平成29年簡易生命表による平均寿命は、男性81.09年、女性87.26年である。

そうすると、単純計算(平均寿命と健康寿命の差)では、男性8.95年、女性12.47年の間は、日常生活になんらかの制限がある期間ということになる。(平成29年簡易生命表の概況 平均余命 https://www.mhlw.go.jp/toukei/saikin/hw/life/life17/index.html)。

「平成30年版高齢社会白書(全体版)(PDF版)」の「高齢化の暮らしの動向」の「健康・福祉」(http://www8.cao.go.jp/kourei/whitepaper/w-2018/zenbun/30pdf_index.html)には、65歳以上の者で介護保険制度における要介護又は要支援の認定を受けた人は、被保険者の17.9%を占めており、特に75歳以上で割合が高いと記載されている。

75歳以上の人で、介護保険制度の「要支援」の認定を受けた人は9.0%、「要介護」の認定を受けた人は23.5%、合計すると32.5%、と全体の約1/3になっている。

「要支援」は「家事や身支度等の日常生活に支援が必要になった状態」、「要介護」は「寝たきりや痴呆等で常時介護を必要とする状態」を指している(https://www.mhlw.go.jp/topics/kaigo/kentou/15kourei/sankou3.html

したがって、75歳以上では、約1/3の人が介護保険制度を利用して何らかの支援を受けていることになる。

介護が必要になった主原因は、「認知症」が18.7%、次いで、「脳血管疾患(脳卒中)」15.1%、「高齢による衰弱」13.8%、「骨折・転倒」12.5%ということで、いずれも高年齢に特徴的な疾病で、本質的には「老化」が原因のように見える。

75歳はちょうど健康寿命を超える年齢であり、そうなると、介護は、誰にでも起こりうることと認識して、医療費とは別に介護費用を見込んでおく必要があると思われる。

補足だが、健康寿命が伸びているが、一方で平均寿命も伸びており、平均寿命から健康寿命を差し引いた期間、言ってみれば、”不健康期間”はほとんど変わっていない。

(平均寿命)ー(健康寿命)=(不健康期間)

したがって、健康寿命の伸びは、介護期間の短縮には結びつかない可能性が高い。

介護にかかる費用は?

1ヶ月にかかる介護費用は、要介護の状態、介護を受ける場所や住宅環境、家庭の事情などによってかなりバラつきがあり、平成27年度 生命保険文化センター「生命保険に関する全国実態調査」によると、平均額は7.9万円となっています

(介護費用の月額平均は約8万円!?平均総額はいくら?

https://www.hoken-buffet.jp/news/knowledge/longterm_avecarecosts/)。

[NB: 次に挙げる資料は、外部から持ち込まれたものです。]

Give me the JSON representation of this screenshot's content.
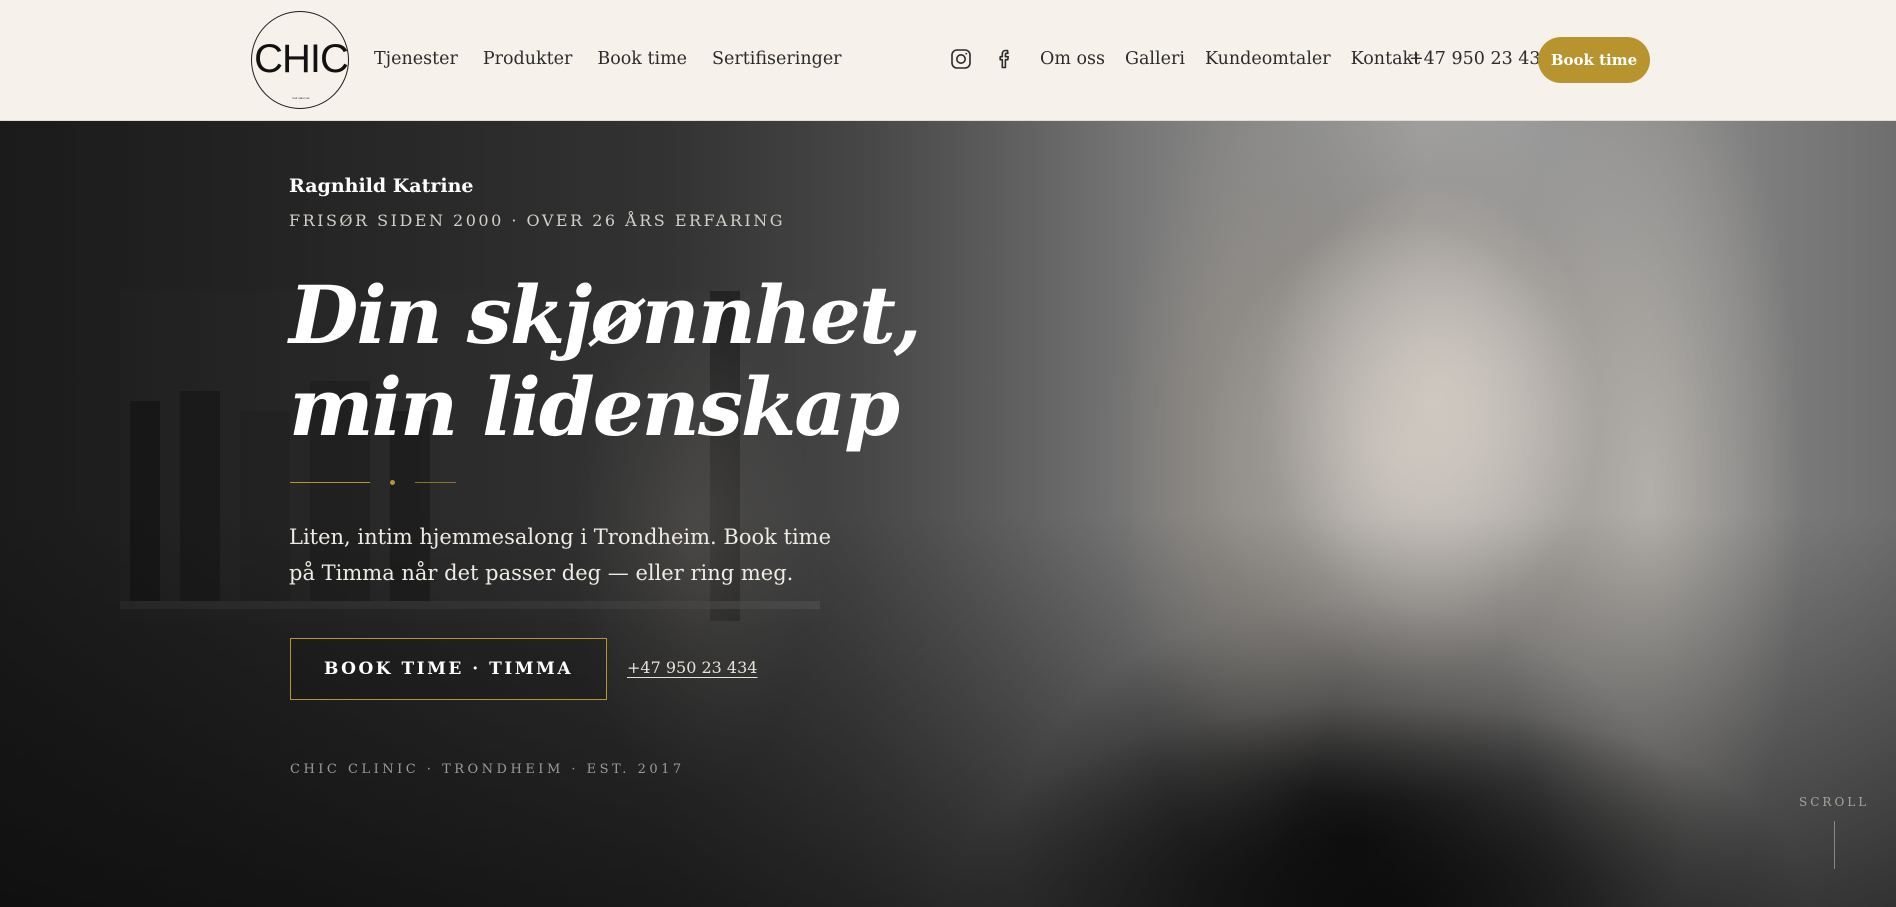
{
  "header": {
    "logo": {
      "text": "CHIC",
      "subtext": "hair salon as"
    },
    "nav_left": [
      {
        "label": "Tjenester"
      },
      {
        "label": "Produkter"
      },
      {
        "label": "Book time"
      },
      {
        "label": "Sertifiseringer"
      }
    ],
    "social": [
      {
        "icon": "instagram-icon"
      },
      {
        "icon": "facebook-icon"
      }
    ],
    "nav_right": [
      {
        "label": "Om oss"
      },
      {
        "label": "Galleri"
      },
      {
        "label": "Kundeomtaler"
      },
      {
        "label": "Kontakt"
      }
    ],
    "phone": "+47 950 23 434",
    "book_button": "Book time"
  },
  "hero": {
    "name": "Ragnhild Katrine",
    "tagline": "FRISØR SIDEN 2000 · OVER 26 ÅRS ERFARING",
    "headline_line1": "Din skjønnhet,",
    "headline_line2": "min lidenskap",
    "description": "Liten, intim hjemmesalong i Trondheim. Book time på Timma når det passer deg — eller ring meg.",
    "cta_button": "BOOK TIME · TIMMA",
    "cta_phone": "+47 950 23 434",
    "footer_line": "CHIC CLINIC · TRONDHEIM · EST. 2017",
    "scroll_label": "SCROLL"
  },
  "colors": {
    "accent_gold": "#b8942f",
    "header_bg": "#f6f1ea",
    "nav_text": "#2b2b2b"
  }
}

介護費用月額の平均×介護期間の平均=総額として、見てみる。

介護期間で最も多いのは、4~10年未満で29.9%。次が10年以上で15.9%となっています。

そして平均は4年11ヶ月(59ヶ月)。

ニーズに応じたサービス内容の見直し(③安心して暮らすための環境の整備)(参考資料)

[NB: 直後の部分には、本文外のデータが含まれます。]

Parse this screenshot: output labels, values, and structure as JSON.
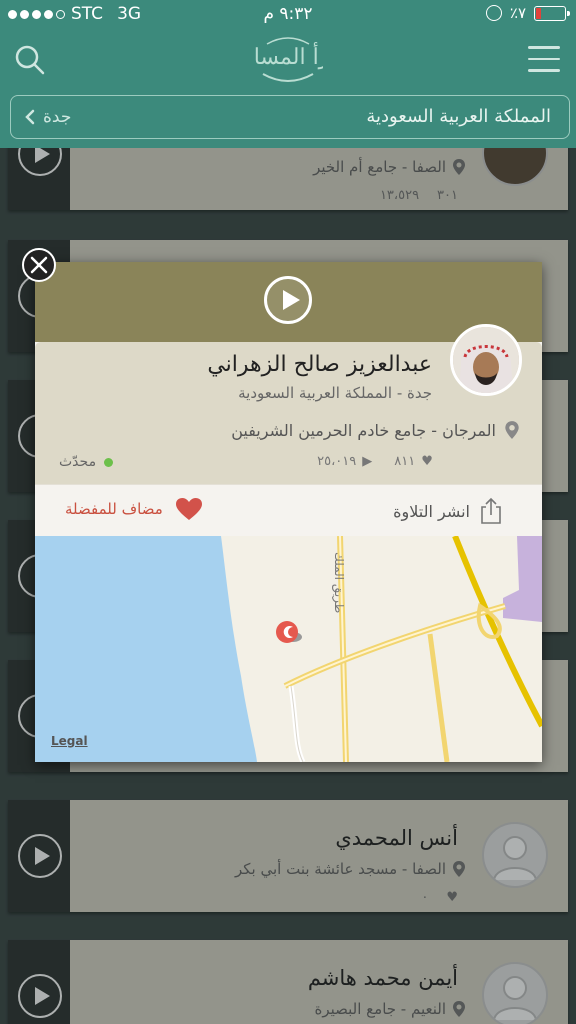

https://www.mhlw.go.jp/file/05-Shingikai-12601000-Seisakutoukatsukan-Sanjikanshitsu_Shakaihoshoutantou/0000135323.pdf

社保審-介護給付費分科会第143回(H29.7.19) 参考資料2介護老人福祉施設(参考資料)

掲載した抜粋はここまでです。